This is an unofficial build guide for the Big Dill Extended rev2. This build has a lot in common with the MurphPad build, and several sections of text have been referenced or directly copied from its build guide for conformity's sake.

It should be said that I have no formal relationship with MechWild. I built my BDE before the official guide was released. This document is only an attempt to describe the steps/resources that I used.

Yours truly, btgrant, aka, BDEGrant


Build Guide

Required Tools and Components

  • Soldering iron
    • A temperature-controlled iron is recommended.
  • Solder wire
    • Wire with a rosin or no-clean flux core that is 0.8mm (0.031") or less in diameter is recommended.
  • #0 Phillips screwdriver
    • A #1 could probably work. Try an eyeglass repair kit screwdriver in a pinch.
  • Flush cutters
    • Or some other way to trim the diode legs short. Large pliers may gouge the surface of the PCB, so be careful.

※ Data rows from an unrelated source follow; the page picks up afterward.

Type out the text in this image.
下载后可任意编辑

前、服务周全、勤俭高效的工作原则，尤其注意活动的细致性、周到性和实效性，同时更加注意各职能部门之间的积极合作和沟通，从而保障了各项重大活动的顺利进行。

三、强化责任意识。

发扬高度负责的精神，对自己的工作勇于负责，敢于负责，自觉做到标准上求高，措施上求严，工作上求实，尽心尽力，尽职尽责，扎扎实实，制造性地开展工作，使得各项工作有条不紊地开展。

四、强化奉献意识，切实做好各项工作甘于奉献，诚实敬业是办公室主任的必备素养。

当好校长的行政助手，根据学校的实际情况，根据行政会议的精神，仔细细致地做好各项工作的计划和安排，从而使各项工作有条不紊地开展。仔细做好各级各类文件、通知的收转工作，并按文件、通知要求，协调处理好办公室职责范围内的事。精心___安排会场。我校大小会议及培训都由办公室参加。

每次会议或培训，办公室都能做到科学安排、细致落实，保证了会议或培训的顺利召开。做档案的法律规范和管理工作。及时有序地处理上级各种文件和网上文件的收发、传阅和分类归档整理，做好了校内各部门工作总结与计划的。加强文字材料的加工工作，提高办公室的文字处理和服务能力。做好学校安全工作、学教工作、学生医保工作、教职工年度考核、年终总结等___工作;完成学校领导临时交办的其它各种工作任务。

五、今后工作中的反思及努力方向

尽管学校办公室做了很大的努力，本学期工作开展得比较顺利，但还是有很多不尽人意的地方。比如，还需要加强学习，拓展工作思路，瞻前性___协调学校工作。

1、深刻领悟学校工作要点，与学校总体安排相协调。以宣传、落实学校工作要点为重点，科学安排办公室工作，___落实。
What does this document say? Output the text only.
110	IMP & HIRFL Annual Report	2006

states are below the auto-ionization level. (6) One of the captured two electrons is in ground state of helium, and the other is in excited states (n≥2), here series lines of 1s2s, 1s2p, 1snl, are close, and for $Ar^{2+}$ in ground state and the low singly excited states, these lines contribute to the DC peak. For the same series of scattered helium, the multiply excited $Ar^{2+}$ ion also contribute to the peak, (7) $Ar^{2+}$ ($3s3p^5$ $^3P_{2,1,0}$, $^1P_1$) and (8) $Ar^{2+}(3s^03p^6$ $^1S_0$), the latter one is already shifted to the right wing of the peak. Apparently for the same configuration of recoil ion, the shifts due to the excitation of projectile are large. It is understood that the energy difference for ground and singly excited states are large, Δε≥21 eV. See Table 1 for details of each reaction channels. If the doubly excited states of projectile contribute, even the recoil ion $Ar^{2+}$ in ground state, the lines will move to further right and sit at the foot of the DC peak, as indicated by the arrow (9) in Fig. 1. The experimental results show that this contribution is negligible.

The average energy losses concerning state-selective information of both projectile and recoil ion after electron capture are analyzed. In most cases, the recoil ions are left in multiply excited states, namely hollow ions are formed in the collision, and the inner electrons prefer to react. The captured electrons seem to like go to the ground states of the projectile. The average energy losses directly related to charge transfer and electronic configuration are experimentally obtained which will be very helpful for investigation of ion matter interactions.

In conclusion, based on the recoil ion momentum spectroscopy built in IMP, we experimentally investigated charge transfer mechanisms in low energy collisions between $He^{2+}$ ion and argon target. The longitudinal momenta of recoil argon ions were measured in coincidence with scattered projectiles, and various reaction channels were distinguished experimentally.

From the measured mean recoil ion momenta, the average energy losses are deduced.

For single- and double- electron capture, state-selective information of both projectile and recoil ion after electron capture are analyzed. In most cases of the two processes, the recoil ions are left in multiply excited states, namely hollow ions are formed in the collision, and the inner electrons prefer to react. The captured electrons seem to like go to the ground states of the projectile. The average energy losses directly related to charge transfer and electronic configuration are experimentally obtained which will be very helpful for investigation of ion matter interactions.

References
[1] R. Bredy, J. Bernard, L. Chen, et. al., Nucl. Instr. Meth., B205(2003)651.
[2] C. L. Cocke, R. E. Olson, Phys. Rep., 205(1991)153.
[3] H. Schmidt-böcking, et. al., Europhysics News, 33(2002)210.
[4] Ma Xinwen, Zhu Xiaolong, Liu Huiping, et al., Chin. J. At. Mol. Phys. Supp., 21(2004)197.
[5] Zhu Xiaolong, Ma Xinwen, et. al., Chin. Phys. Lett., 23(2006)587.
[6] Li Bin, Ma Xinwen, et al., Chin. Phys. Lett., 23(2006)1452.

The owners of MechWild have assembled a kit of some of the tools they use if you're looking for ideas.

Step 0: Inspect PCBs and Components

Included Components

These components are always included with your kit. If any are missing or scuffed, contact MechWild.

There may be extras of some components (diodes, screws, standoffs, etc) just in case.

Description Image (if available)
1x PCB (unavailable)
1x Switch Plate (unavailable)
1x Bottom Plate (unavailable)
40x 1N4148 Diodes Photo of through-hole diodes
1x 0.91" I2C OLED & 4x header pins Photo of Includes header pins
1x Rotary Encoder EC11
1x 6x6mm Button a.k.a. tact switch, momentary switch
1x Encoder Knob Both colors pictured, but kit only comes with one.
8x M2x12mm Standoffs Brass standoffs
16x M2x4mm Screws Phillips head, black
4x Rubber Feet a.k.a. bumpons, bumpers

Other Components

Double-check your order to verify which of these you may or may not have included.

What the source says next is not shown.